Acho que as contraculturas encontram seu sucesso ao centrar o que é impossível ou invisível na cultura dominante atual. Cinquenta anos atrás, alta difusão de computadores pessoais e uma rede global de informação pareciam totalmente impossíveis, uma possibilidade invisível até que alguns hackers dos EUA começaram a inventar a linguagem de “ferramentas” e “escala” para torná-la tangível. Precisamos tentar mudar o enquadramento novamente. Por exemplo, uma nova prática de computação pode não envolver a computação como a conhecemos. Os computadores que temos podem estar errados porque trabalham com informações de uma forma que recompensa a coleta constante de novas informações; a expertise em computação da cultura dominante do Vale do Silício pode ser prejudicada pela educação em engenharia padrão dos EUA e seus incentivos econômicos. O que estamos perdendo, como tecnólogos, porque nos limitamos ao material e às técnicas que herdamos? Finalmente, acho que nunca haverá apenas uma contracultura. Acho que existem (e deveria haver) muitas delas.

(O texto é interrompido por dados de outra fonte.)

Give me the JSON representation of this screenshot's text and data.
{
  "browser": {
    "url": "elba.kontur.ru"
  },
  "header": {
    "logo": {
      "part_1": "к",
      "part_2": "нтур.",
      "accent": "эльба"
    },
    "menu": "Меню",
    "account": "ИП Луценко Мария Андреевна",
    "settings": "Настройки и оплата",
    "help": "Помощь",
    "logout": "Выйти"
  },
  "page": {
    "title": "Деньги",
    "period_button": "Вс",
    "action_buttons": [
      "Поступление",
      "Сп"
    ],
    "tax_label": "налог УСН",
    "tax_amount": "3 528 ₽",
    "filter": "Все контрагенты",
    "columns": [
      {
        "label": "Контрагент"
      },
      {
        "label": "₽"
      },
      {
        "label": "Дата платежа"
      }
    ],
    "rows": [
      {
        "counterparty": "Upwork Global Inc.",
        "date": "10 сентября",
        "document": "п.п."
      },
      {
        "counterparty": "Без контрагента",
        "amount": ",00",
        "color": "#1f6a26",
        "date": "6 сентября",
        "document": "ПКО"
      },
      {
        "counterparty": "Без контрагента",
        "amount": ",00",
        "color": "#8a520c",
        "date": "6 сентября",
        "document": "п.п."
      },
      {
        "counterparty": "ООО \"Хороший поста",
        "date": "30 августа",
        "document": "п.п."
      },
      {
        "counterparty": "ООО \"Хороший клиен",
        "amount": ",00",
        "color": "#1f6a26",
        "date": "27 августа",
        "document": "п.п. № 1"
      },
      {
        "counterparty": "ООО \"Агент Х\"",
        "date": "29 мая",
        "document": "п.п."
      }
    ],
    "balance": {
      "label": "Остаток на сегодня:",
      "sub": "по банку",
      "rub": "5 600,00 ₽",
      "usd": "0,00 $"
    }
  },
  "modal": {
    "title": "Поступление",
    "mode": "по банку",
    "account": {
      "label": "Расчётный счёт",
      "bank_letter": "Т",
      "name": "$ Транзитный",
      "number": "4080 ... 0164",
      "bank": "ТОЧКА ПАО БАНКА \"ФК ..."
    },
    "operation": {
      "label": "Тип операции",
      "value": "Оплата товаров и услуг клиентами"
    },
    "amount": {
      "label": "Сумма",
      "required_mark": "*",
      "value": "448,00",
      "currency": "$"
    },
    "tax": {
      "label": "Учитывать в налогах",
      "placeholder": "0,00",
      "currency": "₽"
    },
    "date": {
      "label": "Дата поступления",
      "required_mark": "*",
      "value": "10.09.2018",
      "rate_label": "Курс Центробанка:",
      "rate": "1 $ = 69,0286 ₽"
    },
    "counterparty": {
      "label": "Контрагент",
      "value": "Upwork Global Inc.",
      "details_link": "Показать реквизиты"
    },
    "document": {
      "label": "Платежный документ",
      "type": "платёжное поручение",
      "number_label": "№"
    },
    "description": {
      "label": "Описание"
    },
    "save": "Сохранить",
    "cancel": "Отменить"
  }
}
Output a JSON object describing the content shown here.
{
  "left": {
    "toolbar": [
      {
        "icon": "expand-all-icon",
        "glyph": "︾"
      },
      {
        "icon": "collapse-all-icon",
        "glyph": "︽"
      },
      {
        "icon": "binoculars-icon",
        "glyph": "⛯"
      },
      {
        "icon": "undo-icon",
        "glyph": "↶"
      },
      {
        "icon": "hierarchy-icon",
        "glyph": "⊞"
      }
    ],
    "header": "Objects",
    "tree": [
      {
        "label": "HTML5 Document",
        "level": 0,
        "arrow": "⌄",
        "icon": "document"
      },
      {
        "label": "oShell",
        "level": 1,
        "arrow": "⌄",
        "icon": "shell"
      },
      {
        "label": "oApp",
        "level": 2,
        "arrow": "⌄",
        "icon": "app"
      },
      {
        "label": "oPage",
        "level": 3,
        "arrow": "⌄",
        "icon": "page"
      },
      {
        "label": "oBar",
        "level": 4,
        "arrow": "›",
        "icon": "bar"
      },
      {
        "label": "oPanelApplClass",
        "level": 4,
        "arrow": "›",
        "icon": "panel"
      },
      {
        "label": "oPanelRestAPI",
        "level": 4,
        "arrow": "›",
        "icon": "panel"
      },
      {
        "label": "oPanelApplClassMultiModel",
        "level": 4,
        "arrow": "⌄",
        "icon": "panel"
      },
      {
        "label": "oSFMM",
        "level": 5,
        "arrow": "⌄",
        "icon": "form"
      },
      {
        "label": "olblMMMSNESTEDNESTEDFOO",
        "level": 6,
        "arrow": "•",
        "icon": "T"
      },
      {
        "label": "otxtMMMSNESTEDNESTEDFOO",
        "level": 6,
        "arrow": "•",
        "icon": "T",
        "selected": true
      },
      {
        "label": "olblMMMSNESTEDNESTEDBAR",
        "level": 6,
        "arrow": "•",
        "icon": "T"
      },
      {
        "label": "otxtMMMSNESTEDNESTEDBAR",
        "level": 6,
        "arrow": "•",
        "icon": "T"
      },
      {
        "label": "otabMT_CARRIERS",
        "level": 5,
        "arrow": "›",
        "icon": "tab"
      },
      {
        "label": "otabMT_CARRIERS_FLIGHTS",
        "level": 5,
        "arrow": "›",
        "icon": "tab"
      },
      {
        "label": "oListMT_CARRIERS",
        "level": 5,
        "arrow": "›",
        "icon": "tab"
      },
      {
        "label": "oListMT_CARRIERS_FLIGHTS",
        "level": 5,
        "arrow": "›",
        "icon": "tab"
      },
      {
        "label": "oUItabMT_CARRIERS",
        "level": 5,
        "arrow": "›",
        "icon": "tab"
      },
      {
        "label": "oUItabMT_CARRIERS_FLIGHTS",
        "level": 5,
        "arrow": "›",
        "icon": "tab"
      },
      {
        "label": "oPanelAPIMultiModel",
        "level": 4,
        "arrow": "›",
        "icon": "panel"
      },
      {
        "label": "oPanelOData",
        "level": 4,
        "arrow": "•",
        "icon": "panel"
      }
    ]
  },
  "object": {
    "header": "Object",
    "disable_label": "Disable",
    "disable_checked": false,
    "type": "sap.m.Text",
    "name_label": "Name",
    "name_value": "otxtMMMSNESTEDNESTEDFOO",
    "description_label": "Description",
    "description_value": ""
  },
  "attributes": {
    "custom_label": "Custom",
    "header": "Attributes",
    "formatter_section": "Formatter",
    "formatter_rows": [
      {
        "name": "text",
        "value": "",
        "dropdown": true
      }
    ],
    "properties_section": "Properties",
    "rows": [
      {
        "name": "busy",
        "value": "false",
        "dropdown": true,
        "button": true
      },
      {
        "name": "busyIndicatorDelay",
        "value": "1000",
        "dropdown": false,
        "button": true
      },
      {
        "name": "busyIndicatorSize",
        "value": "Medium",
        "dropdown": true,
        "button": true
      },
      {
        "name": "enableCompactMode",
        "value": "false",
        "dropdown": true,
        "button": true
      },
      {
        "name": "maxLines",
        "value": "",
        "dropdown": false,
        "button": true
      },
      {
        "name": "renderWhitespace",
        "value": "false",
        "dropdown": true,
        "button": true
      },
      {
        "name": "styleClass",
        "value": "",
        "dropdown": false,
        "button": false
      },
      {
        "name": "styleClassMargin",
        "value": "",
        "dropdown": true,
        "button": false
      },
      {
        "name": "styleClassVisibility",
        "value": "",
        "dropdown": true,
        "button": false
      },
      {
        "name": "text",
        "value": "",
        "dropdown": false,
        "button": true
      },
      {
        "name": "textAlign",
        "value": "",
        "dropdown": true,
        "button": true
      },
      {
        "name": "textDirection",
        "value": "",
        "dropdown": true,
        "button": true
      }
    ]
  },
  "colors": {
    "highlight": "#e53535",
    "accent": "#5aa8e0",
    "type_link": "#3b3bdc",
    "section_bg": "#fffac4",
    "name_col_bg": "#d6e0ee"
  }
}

Que futuros podem surgir? Admiro o trabalho dos organizadores comunitários que já estão criando uma linguagem supercrítica por e para suas comunidades. Por exemplo, os Princípios da Detroit Digital Justice Coalition [Coalizão de Justiça Digital de Detroit] centralizam os valores de “acesso”, “participação”, “propriedade comum” e “comunidades saudáveis” (Detroit Digital Justice Coalition, 2019). Os membros dessa coalizão escreveram esses princípios pela escuta: entrevistando membros da comunidade que já estavam usando tecnologia para organização ou desenvolvimento econômico de base. Ler esses princípios me ajuda a imaginar um futuro em que tecnólogos e membros da comunidade trabalhem juntos para coprojetar tecnologias e políticas que atendam às necessidades reais da comunidade, criando uma infraestrutura governada pela comunidade que ela atende. Em cinquenta anos, espero que esse tipo de contracultura tenha se tornado popular.